Sales representatives, teachers and mechanics are among the nation's most sought-after workers, according to survey findings released by Manpower Inc.
by Site Staff
March 30, 2007
Milwaukee — March 30
Sales representatives, teachers and mechanics are among the nation’s most sought-after workers, according to survey findings released by Manpower Inc.
The employment services company also found 41 percent of U.S. employers are having difficulty filling positions because of a lack of available talent.
The 10 hardest-to-fill jobs, as reported by U.S. employers, are:
1. Sales representative (1)*
4. Technician (4)
5. Management/executive (10)
6. Truck driver (7)
7. Driver/delivery (7)
8. Accountant (5)
10. Machine operator
* Rank in 2006 Top 10 Hardest Jobs to Fill
“With the variety of positions employers are struggling to fill, it seems like job seekers should have little trouble finding work,” said Jonas Prising, Manpower North America president. “Yet, on a daily basis, we hear from clients who can’t find the right people for open positions and candidates who are struggling to get hired.
“The reality is that the talent crunch is more complex than a shortage of people. To bridge the talent gap, we must dig deeper and consider issues such as skill levels, geographic dispersion and demographics.”
Manpower surveyed more than 2,400 U.S. employers in February as a follow-up to its 2006 survey to determine which positions employers are having difficulty filling this year.
In the 2007 study, 41 percent of U.S. employers cited difficulty filling jobs. This is a slight dip from the 2006 results, when 44 percent of employers reported challenges filling open positions.
An important consideration is that this decline coincides with a gradual decrease in overall hiring sentiment and does not necessarily point toward an easing of the talent shortage.
This is supported in the Manpower Employment Outlook Survey, in which data shows employers consistently have been easing up on their hiring plans since October 2006.
Sales representatives topped the list of hardest-to-fill jobs for the second straight year, as companies rely on experienced sales staff to propel future growth.
Teachers and mechanics replaced engineers and nurses/health care workers in the second- and third-place positions this year.
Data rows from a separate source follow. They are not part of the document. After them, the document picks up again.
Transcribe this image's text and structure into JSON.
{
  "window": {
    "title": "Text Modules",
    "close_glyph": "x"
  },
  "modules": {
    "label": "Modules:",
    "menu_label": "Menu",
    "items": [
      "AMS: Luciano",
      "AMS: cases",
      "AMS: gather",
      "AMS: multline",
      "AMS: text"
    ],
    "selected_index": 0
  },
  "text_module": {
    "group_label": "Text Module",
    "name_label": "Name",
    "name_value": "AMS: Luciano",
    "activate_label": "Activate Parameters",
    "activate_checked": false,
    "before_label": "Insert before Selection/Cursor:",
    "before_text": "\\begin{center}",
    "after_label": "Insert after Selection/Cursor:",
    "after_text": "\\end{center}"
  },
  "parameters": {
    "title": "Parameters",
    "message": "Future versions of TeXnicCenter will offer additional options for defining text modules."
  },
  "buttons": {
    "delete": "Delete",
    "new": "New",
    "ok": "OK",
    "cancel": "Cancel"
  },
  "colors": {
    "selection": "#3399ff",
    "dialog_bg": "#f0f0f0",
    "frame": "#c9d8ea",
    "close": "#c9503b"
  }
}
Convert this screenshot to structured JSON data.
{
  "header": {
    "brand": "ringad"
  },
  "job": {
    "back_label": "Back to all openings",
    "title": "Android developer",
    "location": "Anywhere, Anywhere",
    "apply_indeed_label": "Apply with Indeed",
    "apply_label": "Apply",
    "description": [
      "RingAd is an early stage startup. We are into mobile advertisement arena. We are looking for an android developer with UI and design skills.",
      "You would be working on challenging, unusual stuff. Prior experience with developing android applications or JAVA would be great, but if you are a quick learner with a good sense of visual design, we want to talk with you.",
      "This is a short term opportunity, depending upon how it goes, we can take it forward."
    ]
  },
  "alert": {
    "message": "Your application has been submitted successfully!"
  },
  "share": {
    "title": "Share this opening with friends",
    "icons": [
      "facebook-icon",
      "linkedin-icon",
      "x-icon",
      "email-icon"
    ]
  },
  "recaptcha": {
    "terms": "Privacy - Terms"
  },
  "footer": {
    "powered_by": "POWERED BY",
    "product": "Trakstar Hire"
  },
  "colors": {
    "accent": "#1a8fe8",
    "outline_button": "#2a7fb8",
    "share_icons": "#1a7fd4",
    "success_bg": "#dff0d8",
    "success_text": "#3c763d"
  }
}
“Even though some jobs fell off the top 10 list, demand for these positions still exists,” Prising said. “We know that employers are attempting to manage their talent requirements through a variety of strategies, including outsourcing, offshoring and technology, due to the fact that the pressure to meet production and financial goals remains despite talent shortages.”
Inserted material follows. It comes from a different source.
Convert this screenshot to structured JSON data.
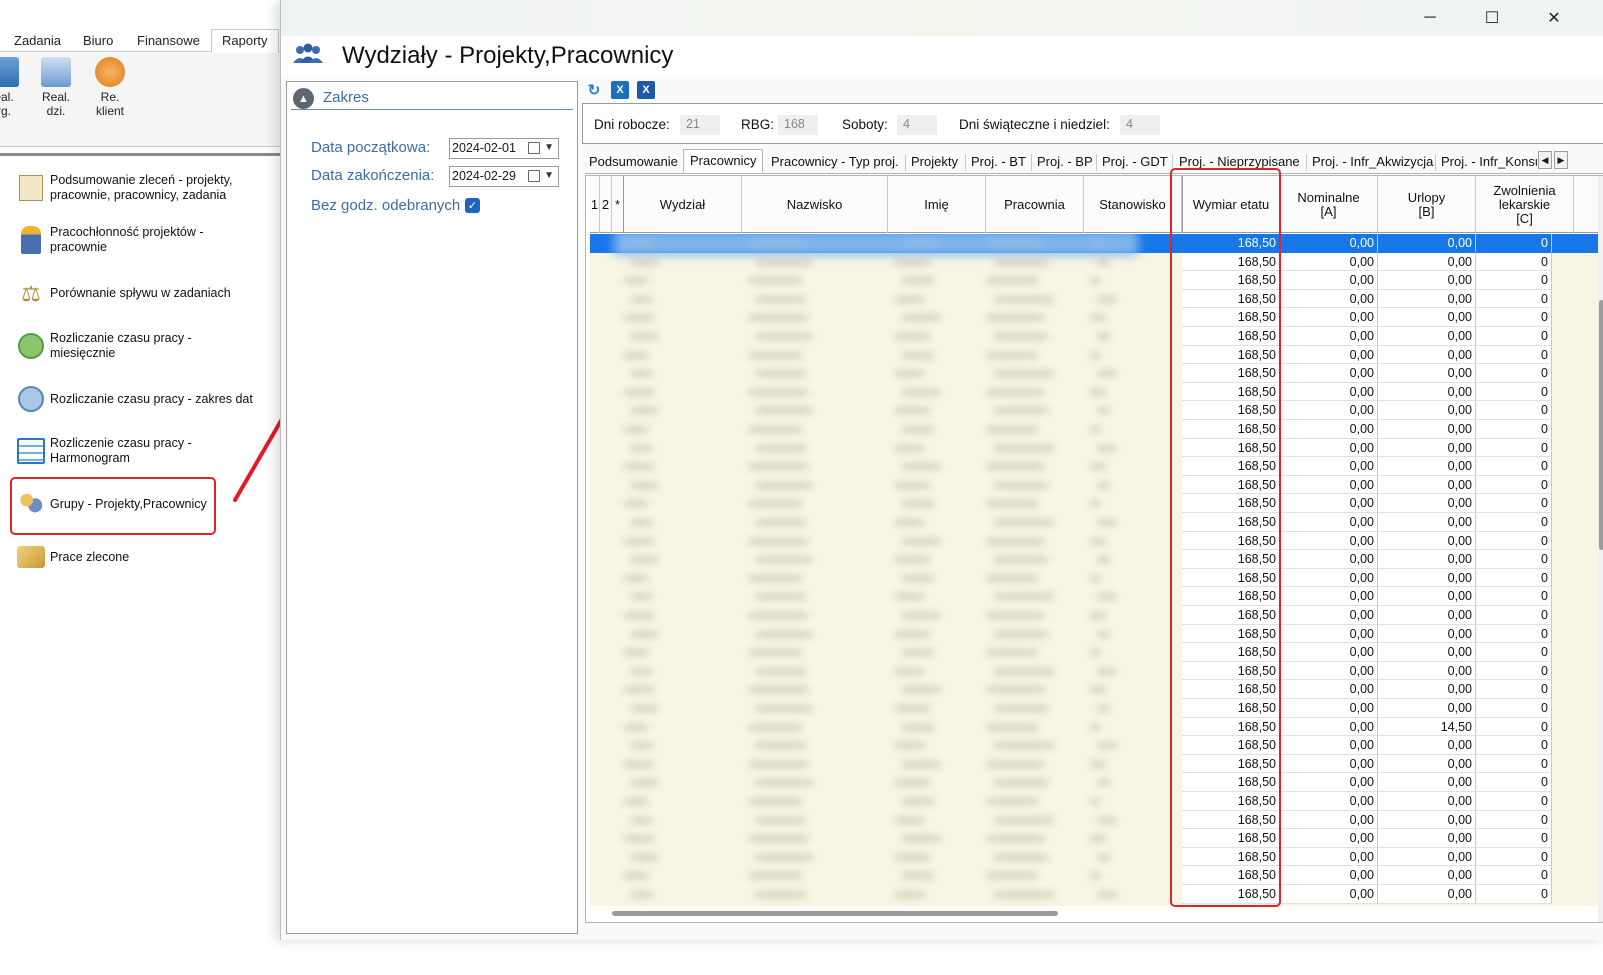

As employers balance efficiency strategies with the growing difficulty of hiring the right people, many are changing their approach to hiring and retention, said Melanie Holmes, Manpower vice president of corporate affairs for North America.
“Employers are seeing more and more rejected job offers, creating a healthy competition as companies vie for top talent,” Holmes said. “As a result of this, employers are revising policies and enhancing benefits in areas as common as flexible scheduling to nontraditional offerings like take-home meals and on-site yoga classes.
“We anticipate more and increasingly creative cultural changes as companies take the steps necessary to distinguish themselves in the eyes of employees.”
The U.S. findings are part of a Manpower global study in which nearly 37,000 employers across 27 countries and territories were surveyed in January.
The survey found 41 percent of employers worldwide reported difficulty filling jobs, compared with 40 percent in the 2006 study.
Sales representatives, skilled manual trades and technicians were the hardest-to-fill job openings this year.
The survey announcement coincides with the publication of the Manpower White Paper, “Confronting the Talent Crunch: 2007.”
The white paper highlights the growing talent shortages around the world and what businesses, government and individuals should be doing to adapt their human resource strategies.